Il y a aussi Paris Hilton, cette “dumb blonde” dont la longévité de carrière et le sens de la dérision prouvent qu’elle n’en a jamais été une malgré les strass et le micro-chien (autre point commun avec Elle Woods). En jouant le rôle d’une fausse idiote, Reese Witherspoon a ouvert la voie à beaucoup de personnages fictionnels (la dernière en date étant Emily In Paris) et aidé des consœurs bien réelles en démentant les idées reçues à leur sujet. “Pour un film datant de 2001, analyse Manon Le Roy Le Marrec, je trouve qu’il prend une distance intéressante sur les filles considérées comme des ‘bimbos superficielles’. À cette époque, Paris Hilton fait parler d’elle et apparaît dans Zoolander, un film qui se moque de la mode et du mannequinat. Dans un documentaire sorti récemment, This is Paris, elle témoigne de ce rôle de blonde écervelée qu’elle a joué toute sa vie – allant même jusqu’à changer sa voix.”
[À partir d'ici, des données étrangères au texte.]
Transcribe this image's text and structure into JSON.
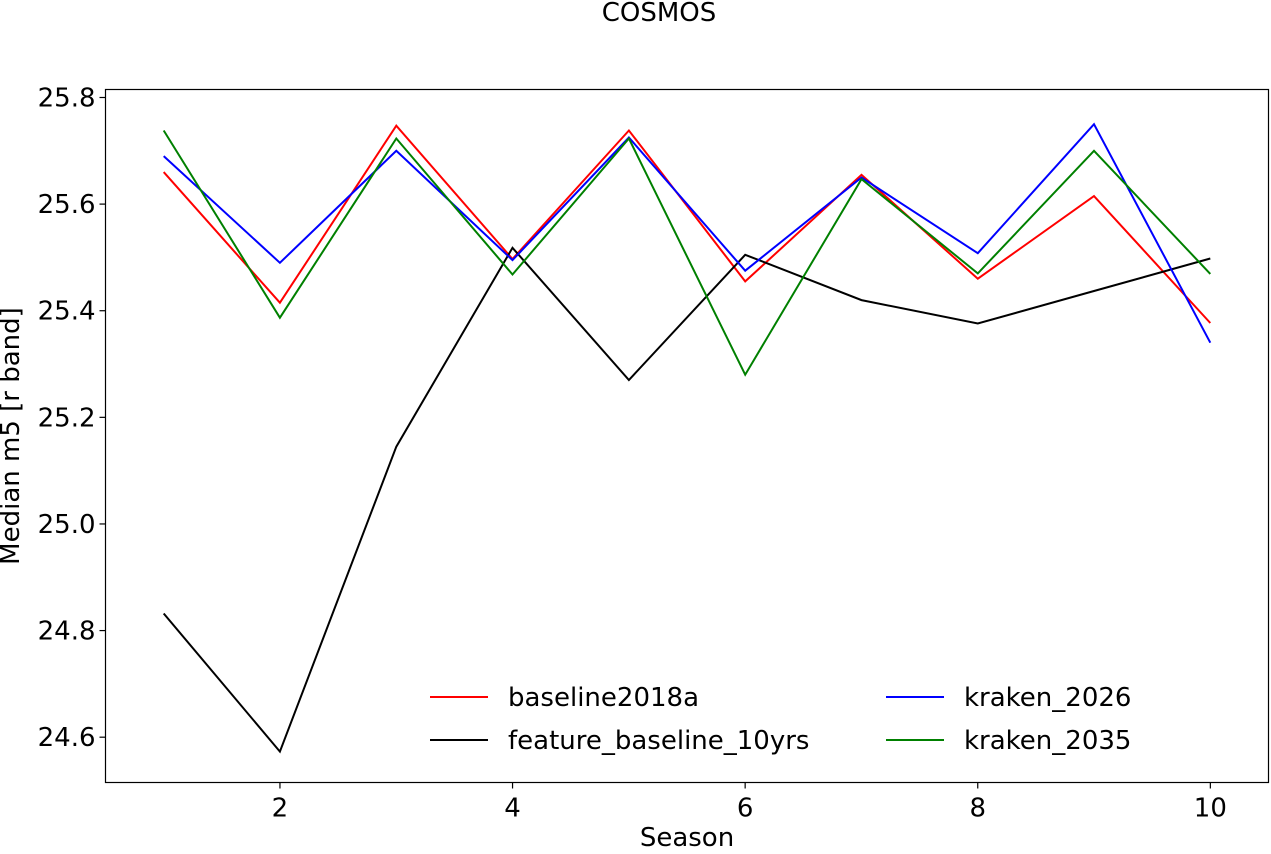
{
  "chart_data": {
    "type": "line",
    "title": "COSMOS",
    "xlabel": "Season",
    "ylabel": "Median m5 [r band]",
    "x": [
      1,
      2,
      3,
      4,
      5,
      6,
      7,
      8,
      9,
      10
    ],
    "xlim": [
      0.5,
      10.5
    ],
    "ylim": [
      24.515,
      25.815
    ],
    "xticks": [
      2,
      4,
      6,
      8,
      10
    ],
    "yticks": [
      24.6,
      24.8,
      25.0,
      25.2,
      25.4,
      25.6,
      25.8
    ],
    "xtick_labels": [
      "2",
      "4",
      "6",
      "8",
      "10"
    ],
    "ytick_labels": [
      "24.6",
      "24.8",
      "25.0",
      "25.2",
      "25.4",
      "25.6",
      "25.8"
    ],
    "grid": false,
    "legend_position": "bottom-center",
    "legend_columns": 2,
    "series": [
      {
        "name": "baseline2018a",
        "color": "#ff0000",
        "values": [
          25.66,
          25.415,
          25.747,
          25.497,
          25.738,
          25.455,
          25.655,
          25.46,
          25.615,
          25.377
        ]
      },
      {
        "name": "feature_baseline_10yrs",
        "color": "#000000",
        "values": [
          24.832,
          24.573,
          25.145,
          25.518,
          25.27,
          25.505,
          25.42,
          25.376,
          25.437,
          25.498
        ]
      },
      {
        "name": "kraken_2026",
        "color": "#0000ff",
        "values": [
          25.69,
          25.49,
          25.7,
          25.495,
          25.725,
          25.475,
          25.65,
          25.508,
          25.75,
          25.34
        ]
      },
      {
        "name": "kraken_2035",
        "color": "#008000",
        "values": [
          25.738,
          25.387,
          25.723,
          25.468,
          25.723,
          25.28,
          25.647,
          25.47,
          25.7,
          25.469
        ]
      }
    ]
  }
}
Elle Woods est interprétée par Reese Witherspoon, une actrice qui elle aussi a été longtemps cantonnée à des comédies romantiques et des rôles de blonde avant que son talent ne perce au grand jour grâce à des séries comme Big Little Lies ou le film Wild, poursuit Manon Le Roy Le Marrec. La Revanche d’une Blonde nous dit de voir plus loin que la plastique parfaite de Kim Kardashian ou la décapotable rose de Paris Hilton. On peut aimer les artifices et rester une bosseuse. On peut renvoyer une image ultra-sexualisée et l’utiliser, consciemment ou pas, pour réussir dans un système patriarcal.”

 

 

Blondophobie

Le film a ainsi rendu service à des femmes dont on a sous-estimé l’intelligence. Brigette Schoenung, écrivaine, scénariste et historienne américaine aussi blonde que Reese Whiterspoon nous avoue: “Elle Woods autonomise les femmes car elle sait être aussi intelligente et capable que n’importe quel homme dans sa classe. Elle me parle parce que j’ai été la risée de certaines personnes pour m’habiller de manière ‘féminine’ et pour mon type de corps. Aux États-Unis, il existe un stéréotype selon lequel les féministes ressembleraient à des hommes, ce qui est injuste pour les féministes et pour les femmes en général. Ceux qui ont adopté ce stéréotype jugent ceux qui ne leur correspondent pas. Quand les gens me rencontrent, ils sont toujours surpris par ce que ce qui sort de ma bouche. Mais porter de beaux vêtements et du maquillage ne me rend pas stupide. On devrait avoir le droit de s’habiller dans ce dans quoi on se sent à l’aise.”

On se souvient aussi en France, de la pastille La Minute Blonde de Frédérique Bel, dans laquelle elle interprétait le personnage de Dorothy Doll, sœur cachée d’Elle Woods, qui a collé à la peau de l’actrice. La jeune femme y dénonçait la société du spectacle en arborant une perruque platine et déblatérait des mots caustiques.

 

 

Elle se souvient: “La féminité montrée à l’écran dans les sketchs servait de seau de vaseline. Je prenais une voix toute mignonne, souriais, sortais des micro-robes, que me donnaient Lagerfeld et Castelbajac, et ressemblais à une poupée. Mais je disais des phrases horribles, blaguait sur Poutine et pratiquait l’humour noir. Ça ne serait jamais passé sans cette apparence girly.” Emprisonnée ensuite quelque temps dans cette image de blonde, Frédérique Bel, qui a fait des études de lettres modernes et détient une maîtrise d’histoire de l’art, se voyait proposer des rôles de ravissante idiote. Avant de se teindre en brune et de décrocher des propositions bien plus intéressantes et décalées. On peut voir là une forme de misogynie et de blondophobie. “La blondeur reste associée à des idées d’enfance, d’innocence, ajoute l’actrice, mais aussi de sexualité débordante à la Marilyn Monroe. Il faudrait que les hommes comprennent qu’on peut devenir blonde sans faire cela pour leur plaire. Tout comme on peut porter des talons hauts ou de la lingerie sexy pour se sentir fortes et confiantes pour soi-même, pas pour les autres.” Ce qui rejoint la leçon de Elle Woods déclamée à un moment où on entendait rarement de telles idées dans un film hollywoodien mainstream: “Vous devez toujours avoir confiance en vous”.